1. A method for inhibiting the adhesion of pathogenic micro-organisms to the skin and mucosal surfaces of a mammal, said method comprising steps of administering a composition comprising of probiotic micro-organism Bacillus coagulans to said mammal to bring about an inhibitory effect on microbial adhesion.

2. The method as in claim 1, wherein the mucosal surfaces are selected from the group consisting of, gastrointestinal tract, urinogenital tract, oral mucosa, and respiratory tract.

3. The method as in claim 1, wherein the composition further contains a plant extract or powder.

4. The method as in claim 1, wherein the plant extract or powder is prepared from whole fruit, seeds or juice.

5. The method as in claim 1, wherein the micro-organism Bacillus coagulans strain is preferably Bacillus coagulans MTCC 5856.

6. A method of therapeutic management and prevention of microbial infections of the skin and mucosal surfaces said method comprising steps of administering orally a composition comprising probiotic micro-organism Bacillus coagulans to mammals in need of such therapeutic management.

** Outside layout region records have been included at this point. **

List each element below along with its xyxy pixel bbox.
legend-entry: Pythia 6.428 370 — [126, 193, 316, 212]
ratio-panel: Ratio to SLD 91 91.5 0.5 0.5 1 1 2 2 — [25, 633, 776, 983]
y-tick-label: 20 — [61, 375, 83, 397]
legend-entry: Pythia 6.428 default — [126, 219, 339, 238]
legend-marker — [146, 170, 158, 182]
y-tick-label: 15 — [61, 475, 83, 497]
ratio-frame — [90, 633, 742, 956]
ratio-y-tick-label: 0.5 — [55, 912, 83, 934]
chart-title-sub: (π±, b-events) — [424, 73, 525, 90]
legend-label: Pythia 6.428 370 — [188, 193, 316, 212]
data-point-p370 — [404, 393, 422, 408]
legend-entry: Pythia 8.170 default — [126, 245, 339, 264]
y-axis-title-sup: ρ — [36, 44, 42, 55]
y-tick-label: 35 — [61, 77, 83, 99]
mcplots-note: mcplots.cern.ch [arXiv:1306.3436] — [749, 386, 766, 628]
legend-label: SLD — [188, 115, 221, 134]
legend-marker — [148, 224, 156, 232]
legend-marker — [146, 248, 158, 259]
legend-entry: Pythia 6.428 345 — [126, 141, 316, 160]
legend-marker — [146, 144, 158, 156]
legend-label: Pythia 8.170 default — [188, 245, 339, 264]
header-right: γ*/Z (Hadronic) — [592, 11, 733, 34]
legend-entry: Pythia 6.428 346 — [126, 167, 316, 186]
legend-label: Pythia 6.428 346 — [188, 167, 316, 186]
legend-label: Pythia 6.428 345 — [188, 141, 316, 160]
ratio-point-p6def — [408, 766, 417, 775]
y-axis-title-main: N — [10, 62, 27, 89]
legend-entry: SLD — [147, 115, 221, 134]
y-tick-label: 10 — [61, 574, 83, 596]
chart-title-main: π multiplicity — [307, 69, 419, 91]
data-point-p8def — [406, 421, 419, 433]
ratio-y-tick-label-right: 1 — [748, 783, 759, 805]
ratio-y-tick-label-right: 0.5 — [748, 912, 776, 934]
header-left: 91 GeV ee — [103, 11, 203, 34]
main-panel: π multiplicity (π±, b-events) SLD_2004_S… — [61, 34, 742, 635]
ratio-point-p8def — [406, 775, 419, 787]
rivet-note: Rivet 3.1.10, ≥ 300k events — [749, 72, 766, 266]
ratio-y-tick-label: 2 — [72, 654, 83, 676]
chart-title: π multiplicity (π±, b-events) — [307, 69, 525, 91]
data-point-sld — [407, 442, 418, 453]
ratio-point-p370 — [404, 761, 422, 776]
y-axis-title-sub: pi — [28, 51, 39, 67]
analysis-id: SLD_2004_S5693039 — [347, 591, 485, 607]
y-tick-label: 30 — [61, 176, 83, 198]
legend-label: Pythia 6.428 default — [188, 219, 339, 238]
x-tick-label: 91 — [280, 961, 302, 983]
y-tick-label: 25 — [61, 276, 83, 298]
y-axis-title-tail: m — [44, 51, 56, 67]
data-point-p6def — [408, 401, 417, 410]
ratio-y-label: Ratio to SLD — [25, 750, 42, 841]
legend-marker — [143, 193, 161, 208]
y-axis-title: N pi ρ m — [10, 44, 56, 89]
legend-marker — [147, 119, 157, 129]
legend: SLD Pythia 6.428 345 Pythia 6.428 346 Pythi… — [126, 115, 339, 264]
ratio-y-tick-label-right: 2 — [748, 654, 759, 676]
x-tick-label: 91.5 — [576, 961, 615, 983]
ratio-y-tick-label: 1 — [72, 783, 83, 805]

7. The method as in claim 6, wherein the management and prevention of infections of mucosal surfaces is brought about by inhibiting the adhesion of the pathogenic microbe to the mucosal surface.

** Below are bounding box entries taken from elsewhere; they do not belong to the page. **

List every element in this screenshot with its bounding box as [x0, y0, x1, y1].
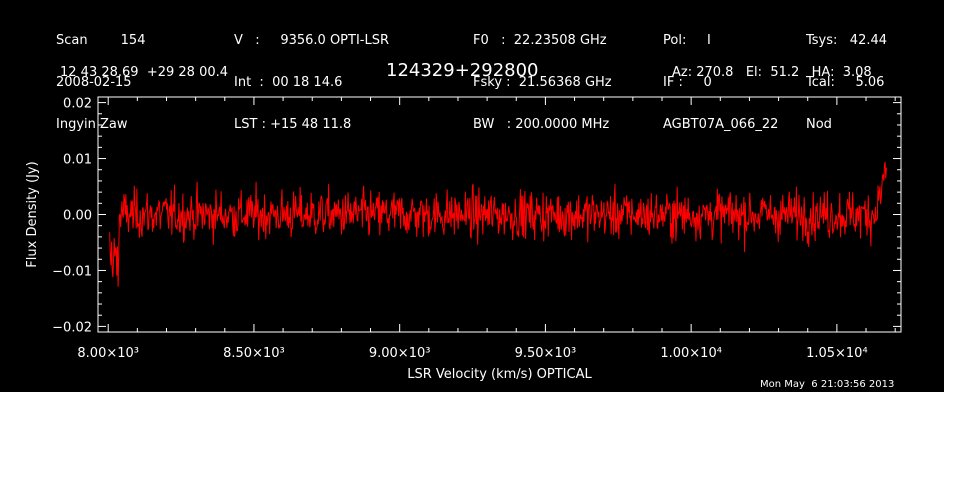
y-tick-label: 0.02 [63, 97, 92, 112]
observer-line: Ingyin Zaw [56, 117, 128, 132]
y-tick-label: −0.02 [52, 320, 92, 335]
if-line: IF : 0 [663, 75, 712, 90]
x-axis-title: LSR Velocity (km/s) OPTICAL [407, 367, 592, 382]
labels-layer: 8.00×10³ 8.50×10³ 9.00×10³ 9.50×10³ 1.00×10⁴… [25, 97, 868, 382]
header-col-pol: Pol: I IF : 0 AGBT07A_066_22 [663, 6, 778, 160]
y-tick-label: 0.01 [63, 153, 92, 168]
az-el-ha: Az: 270.8 El: 51.2 HA: 3.08 [672, 65, 872, 80]
procedure-line: Nod [806, 117, 832, 132]
fsky-line: Fsky : 21.56368 GHz [473, 75, 612, 90]
y-tick-label: −0.01 [52, 264, 92, 279]
header-col-velocity: V : 9356.0 OPTI-LSR Int : 00 18 14.6 LST… [234, 6, 389, 160]
timestamp: Mon May 6 21:03:56 2013 [760, 379, 895, 390]
spectrum-trace [109, 161, 887, 287]
y-tick-label: 0.00 [63, 209, 92, 224]
y-axis-title: Flux Density (Jy) [25, 161, 40, 267]
header-col-tsys: Tsys: 42.44 Tcal: 5.06 Nod [806, 6, 887, 160]
x-tick-label: 1.05×10⁴ [806, 346, 868, 361]
source-name: 124329+292800 [386, 60, 539, 81]
x-tick-label: 8.00×10³ [77, 346, 139, 361]
spectrum-chart: 8.00×10³ 8.50×10³ 9.00×10³ 9.50×10³ 1.00×10⁴… [25, 96, 902, 382]
x-tick-label: 9.00×10³ [369, 346, 431, 361]
f0-line: F0 : 22.23508 GHz [473, 33, 607, 48]
x-tick-label: 8.50×10³ [223, 346, 285, 361]
header-col-frequency: F0 : 22.23508 GHz Fsky : 21.56368 GHz BW… [473, 6, 612, 160]
coordinates: 12 43 28.69 +29 28 00.4 [60, 65, 229, 80]
axes-layer [97, 96, 902, 333]
date-line: 2008-02-15 [56, 75, 132, 90]
project-line: AGBT07A_066_22 [663, 117, 779, 132]
header-col-scan: Scan 154 2008-02-15 Ingyin Zaw [56, 6, 145, 160]
integration-line: Int : 00 18 14.6 [234, 75, 343, 90]
spectrum-trace-layer [109, 161, 887, 287]
bw-line: BW : 200.0000 MHz [473, 117, 610, 132]
plot-window: Scan 154 2008-02-15 Ingyin Zaw V : 9356.… [0, 0, 944, 392]
x-tick-label: 9.50×10³ [515, 346, 577, 361]
x-tick-label: 1.00×10⁴ [660, 346, 722, 361]
lst-line: LST : +15 48 11.8 [234, 117, 352, 132]
tsys-line: Tsys: 42.44 [806, 33, 888, 48]
tcal-line: Tcal: 5.06 [806, 75, 885, 90]
scan-line: Scan 154 [56, 33, 146, 48]
pol-line: Pol: I [663, 33, 711, 48]
velocity-line: V : 9356.0 OPTI-LSR [234, 33, 390, 48]
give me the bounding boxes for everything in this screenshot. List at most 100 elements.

8. The method as in claim 6, wherein the mucosal surfaces are selected from the group consisting of but not limited to, gastrointestinal tract, urinogenital tract, oral mucosa, and respiratory tract.

9. The method as in claim 6, wherein the composition further contains a plant extract or powder.

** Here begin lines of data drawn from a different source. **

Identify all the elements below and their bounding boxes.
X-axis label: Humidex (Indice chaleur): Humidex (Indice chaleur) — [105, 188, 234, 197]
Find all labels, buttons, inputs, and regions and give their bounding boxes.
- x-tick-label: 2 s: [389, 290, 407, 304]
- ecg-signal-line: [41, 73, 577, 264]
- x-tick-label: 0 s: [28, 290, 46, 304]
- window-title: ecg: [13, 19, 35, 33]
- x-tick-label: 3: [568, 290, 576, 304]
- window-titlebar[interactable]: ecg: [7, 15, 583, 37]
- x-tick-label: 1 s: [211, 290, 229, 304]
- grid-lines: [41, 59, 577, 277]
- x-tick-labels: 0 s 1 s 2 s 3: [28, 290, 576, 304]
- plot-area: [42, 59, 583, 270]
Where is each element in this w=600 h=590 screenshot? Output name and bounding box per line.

10. The method as in claim 6, wherein the plant extract or powder is prepared from whole fruit, seeds or juice.

11. The method as in claim 6, wherein the micro-organism Bacillus coagulans strain is preferably Bacillus coagulans MTCC 5856.

12. A composition comprising probiotic micro-organism Bacillus coagulans and a plant extract or powder for use as an anti-adhesion agent.

13. The composition as in claim 12, wherein the plant powder or extract is prepared from whole fruit, seeds or juice.

14. The composition as in claim 12, wherein the micro-organism Bacillus coagulans strain is preferably Bacillus coagulans MTCC 5856.

15. The composition as in claim 12, wherein the plant is preferably Cranberry.

16. The composition as in claim 12, wherein the cranberry species is selected from the group consisting of Vaccinium oxycoccos, Vaccinium microcarpum, Vaccinium macrocarpon, and Vaccinium erythrocarpum.

17. The composition as in claim 12, wherein the composition is formulated with pharmaceutically/nutraceutically acceptable excipients, adjuvants, bases, diluents, carriers, conditioning agents, bioavailability enhancers, antioxidants and preservatives and administered orally in form of tablets, capsules, syrups, gummies, powders, suspensions, emulsions, chewables, candies and eatables.

18. The composition as in claim 12, wherein composition is formulated with pharmaceutically/cosmeceutically acceptable excipients, adjuvants, bases, diluents, earners, conditioning agents, bioavailability enhancers, antioxidants and preservatives and/or incorporated into formulations containing skin care ingredients and administered topically in the form of creams, gels, lotions, powder, serum, oil, suspensions and ointments.